A Book Review by Julie Kelley

 What do you think of when you hear the title of this book?  Because what this book ultimately is about is something entirely different from what you expect.  Malcolm “Mal” Ede is an odd, eccentric child.  His younger brother, from whose viewpoint this book is told, is relatively bland and normal, and he completely fades into the background of the vortex that surrounds his peculiar brother.  “What were you doing out in the rain?” I whispered.  “Seeing how wet I could get,” Mal replied.  Mal’s logic is essentially undeniable, and yet it goes against the grain of what we as polite society see as fitting.  We don’t stand in the rain on purpose; you could catch a cold, or get wet, or get struck by lightning.

Mal is the attractive, spell binding sibling.  His brother, on the other hand, is quiet, non-descript, and flies under the radar.  He isn’t dashingly handsome.  He isn’t outspoken.  He isn’t wise.  He has no sense of adventure.  He is, however, the voice that leads us through the lives of himself and his family.  Our story teller tries to function as a normal person, despite the fact that he is always recognized and otherwise known as ‘Mal’s brother.’   He is so non-descript, you will never even know his name.

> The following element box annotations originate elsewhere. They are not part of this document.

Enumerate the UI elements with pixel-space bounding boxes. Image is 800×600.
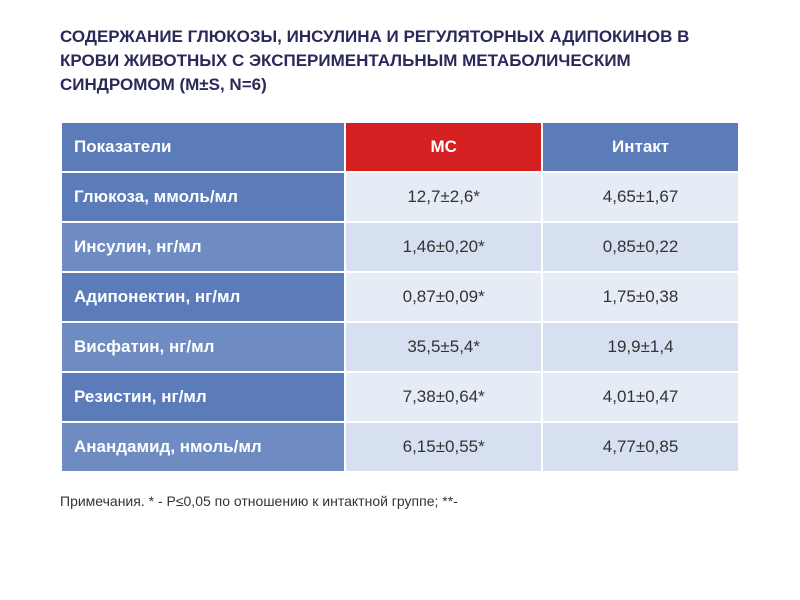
row-intact-value: 4,01±0,47 [543,373,738,421]
row-label: Глюкоза, ммоль/мл [62,173,344,221]
table-header-row: Показатели МС Интакт [62,123,738,171]
row-intact-value: 4,65±1,67 [543,173,738,221]
row-intact-value: 19,9±1,4 [543,323,738,371]
row-label: Инсулин, нг/мл [62,223,344,271]
row-label: Висфатин, нг/мл [62,323,344,371]
row-ms-value: 35,5±5,4* [346,323,541,371]
data-table: Показатели МС Интакт Глюкоза, ммоль/мл12… [60,121,740,473]
header-indicators: Показатели [62,123,344,171]
page-title: СОДЕРЖАНИЕ ГЛЮКОЗЫ, ИНСУЛИНА И РЕГУЛЯТОР… [60,25,740,96]
row-label: Анандамид, нмоль/мл [62,423,344,471]
table-body: Глюкоза, ммоль/мл12,7±2,6*4,65±1,67Инсул… [62,173,738,471]
row-ms-value: 7,38±0,64* [346,373,541,421]
row-label: Резистин, нг/мл [62,373,344,421]
row-ms-value: 1,46±0,20* [346,223,541,271]
row-ms-value: 0,87±0,09* [346,273,541,321]
header-ms: МС [346,123,541,171]
footnote: Примечания. * - Р≤0,05 по отношению к ин… [60,493,740,509]
row-intact-value: 1,75±0,38 [543,273,738,321]
row-intact-value: 0,85±0,22 [543,223,738,271]
header-intact: Интакт [543,123,738,171]
table-row: Глюкоза, ммоль/мл12,7±2,6*4,65±1,67 [62,173,738,221]
row-label: Адипонектин, нг/мл [62,273,344,321]
table-row: Анандамид, нмоль/мл6,15±0,55*4,77±0,85 [62,423,738,471]
table-row: Резистин, нг/мл7,38±0,64*4,01±0,47 [62,373,738,421]
table-row: Инсулин, нг/мл1,46±0,20*0,85±0,22 [62,223,738,271]
row-ms-value: 12,7±2,6* [346,173,541,221]
row-intact-value: 4,77±0,85 [543,423,738,471]
table-row: Висфатин, нг/мл35,5±5,4*19,9±1,4 [62,323,738,371]
row-ms-value: 6,15±0,55* [346,423,541,471]
table-row: Адипонектин, нг/мл0,87±0,09*1,75±0,38 [62,273,738,321]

At age 25, Mal goes to bed; and he never gets out of bed again.  Mal reasons that he is making a stand against the world and the way things work in the world.  Mal’s mother enables Mal’s choice and Mal’s stoic father goes along for the ride.  Our storyteller is an observer and victim of the process of Mal’s growth. Because grow is what happens to Mal, who eats more and more and never gets out of bed.   ‘The lack of fresh air has turned his face into a miserly wallet for dirt and sweat and grease.’  Publicity ensues as Mal eventually becomes the fattest man in the world.  His brother feels a sense of helplessness, along with acute embarrassment and yet he continues to remain in awe of his older brother.  He also feels a sense of competitiveness, but lacks the confidence in himself to become a contender for the attention received by Mal.

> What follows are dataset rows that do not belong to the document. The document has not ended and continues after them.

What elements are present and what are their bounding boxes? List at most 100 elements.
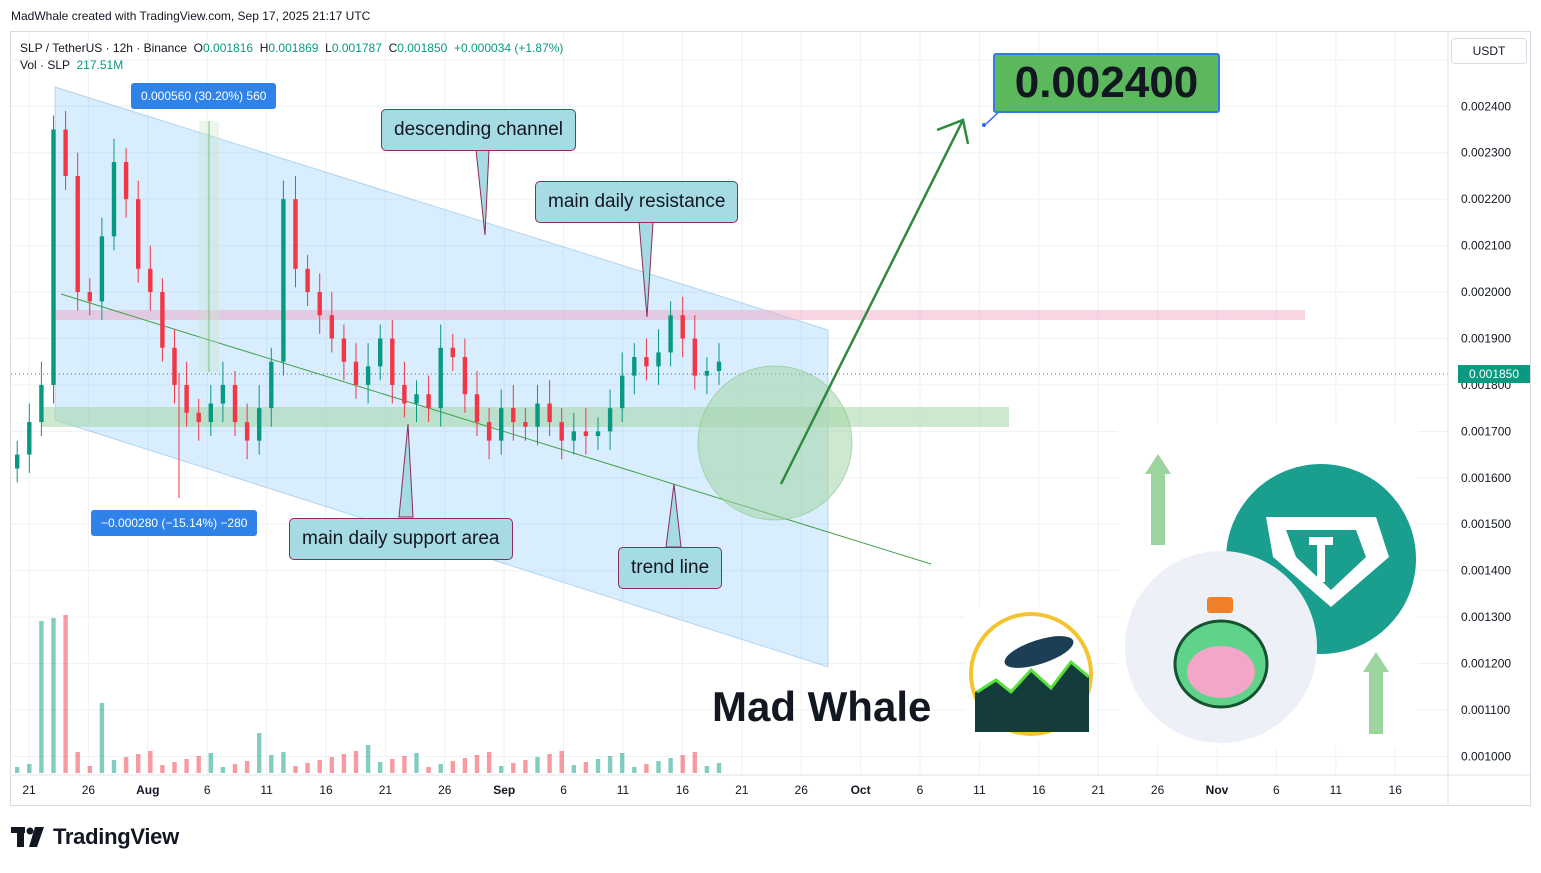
volume-bar [232,764,238,773]
x-tick-label: 21 [22,783,36,797]
x-tick-label: 16 [1389,783,1403,797]
candle-body [680,315,685,339]
candle-body [595,431,601,437]
volume-bar [571,765,576,773]
volume-bar [535,757,540,773]
y-tick-label: 0.002400 [1461,99,1511,113]
candle-body [232,384,238,423]
descending-channel-callout[interactable]: descending channel [381,109,577,151]
candle-body [547,403,552,423]
tradingview-logo-icon [11,827,44,847]
y-tick-label: 0.001300 [1461,610,1511,624]
y-tick-label: 0.001700 [1461,424,1511,438]
volume-bar [63,615,68,773]
candle-body [644,357,649,367]
candle-body [438,347,443,409]
main-daily-resistance-callout[interactable]: main daily resistance [535,181,739,223]
x-tick-label: 21 [379,783,393,797]
time-axis-ticks: 21 26 Aug 6 11 16 21 26 Sep 6 11 16 21 26 Oct 6 11 16 21 26… [22,783,1402,797]
y-tick-label: 0.002000 [1461,285,1511,299]
candle-body [450,347,455,358]
y-tick-label: 0.001500 [1461,517,1511,531]
volume-bar [281,752,286,773]
volume-bar [426,767,431,773]
volume-bar [317,760,322,773]
x-tick-label: 16 [676,783,690,797]
volume-bar [402,756,407,773]
volume-bar [704,766,710,773]
candle-body [244,422,250,441]
high-label: H [259,41,269,55]
volume-bar [390,759,395,773]
open-value: 0.001816 [203,41,254,55]
volume-bar [523,760,528,773]
candle-body [668,315,673,353]
candle-body [184,384,189,413]
volume-bar [620,753,625,773]
y-tick-label: 0.001400 [1461,564,1511,578]
candle-body [462,357,468,395]
whale-logo [965,607,1096,741]
volume-bar [99,703,105,773]
volume-bar [668,758,673,773]
candle-body [656,352,661,367]
symbol-header: SLP / TetherUS · 12h · Binance O0.001816… [20,40,563,74]
x-tick-label: 6 [917,783,924,797]
y-tick-label: 0.001600 [1461,471,1511,485]
volume-bar [269,755,274,773]
candle-body [571,431,576,441]
candle-body [111,162,117,237]
x-tick-label: Sep [493,783,515,797]
volume-bar [208,753,213,773]
symbol-pair[interactable]: SLP / TetherUS · 12h · Binance [20,41,187,55]
volume-bar [353,751,359,773]
target-arrow-line [779,119,965,485]
target-price-callout[interactable]: 0.002400 [993,53,1220,113]
volume-bar [499,766,504,773]
trend-line-callout[interactable]: trend line [618,547,723,589]
volume-bar [148,751,153,773]
last-price-tag: 0.001850 [1458,365,1530,383]
candle-body [378,338,383,367]
volume-bar [329,757,334,773]
x-tick-label: 11 [1330,783,1343,797]
measure-up-range [199,121,219,372]
candle-body [27,422,32,455]
token-logos [1118,424,1418,747]
candle-body [535,403,540,427]
x-tick-label: 6 [560,783,567,797]
volume-bar [39,621,44,773]
candle-body [704,370,710,376]
candle-body [136,199,141,269]
high-value: 0.001869 [268,41,319,55]
volume-bar [75,752,80,773]
candle-body [414,394,419,404]
candle-body [426,394,431,409]
candle-body [148,268,153,293]
y-tick-label: 0.001900 [1461,331,1511,345]
tradingview-logo[interactable]: TradingView [11,824,179,850]
measure-down-label[interactable]: −0.000280 (−15.14%) −280 [91,510,258,536]
x-tick-label: 6 [204,783,211,797]
volume-bar [305,763,310,773]
volume-bars [15,615,722,773]
volume-bar [15,767,20,773]
measure-up-label[interactable]: 0.000560 (30.20%) 560 [131,83,277,109]
main-daily-support-area-callout[interactable]: main daily support area [289,518,513,560]
low-value: 0.001787 [331,41,382,55]
volume-bar [414,753,419,773]
candle-body [99,236,105,302]
price-axis-ticks: 0.0025000.0024000.0023000.0022000.002100… [1461,53,1511,764]
candle-body [523,422,528,427]
candle-body [257,408,262,441]
candle-body [220,384,226,404]
price-chart[interactable]: 0.0025000.0024000.0023000.0022000.002100… [11,32,1530,805]
chart-frame[interactable]: 0.0025000.0024000.0023000.0022000.002100… [10,31,1531,806]
x-tick-label: Nov [1206,783,1229,797]
currency-button[interactable]: USDT [1451,38,1527,64]
volume-bar [27,764,32,773]
volume-bar [293,766,298,773]
candle-body [511,408,516,423]
y-tick-label: 0.002100 [1461,239,1511,253]
x-tick-label: 21 [1092,783,1106,797]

What makes the book even more interesting is that both brothers have fallen for the same girl and this childhood crush on the part of the story teller carries into adulthood.  His innocence beholds you to him.  As the reader, there is an inevitable path expected, and yet the book bounces here and there into some quite surprising scenarios that still come out making sense.

Do you want to be entertained?  If so, this book is definitely a compelling if completely different read.  Our lives, perhaps, are more normal than we realize and because of that normalcy, more enjoyable.  This book is a twist between real life and reality TV.  Sometimes you can’t stop staring.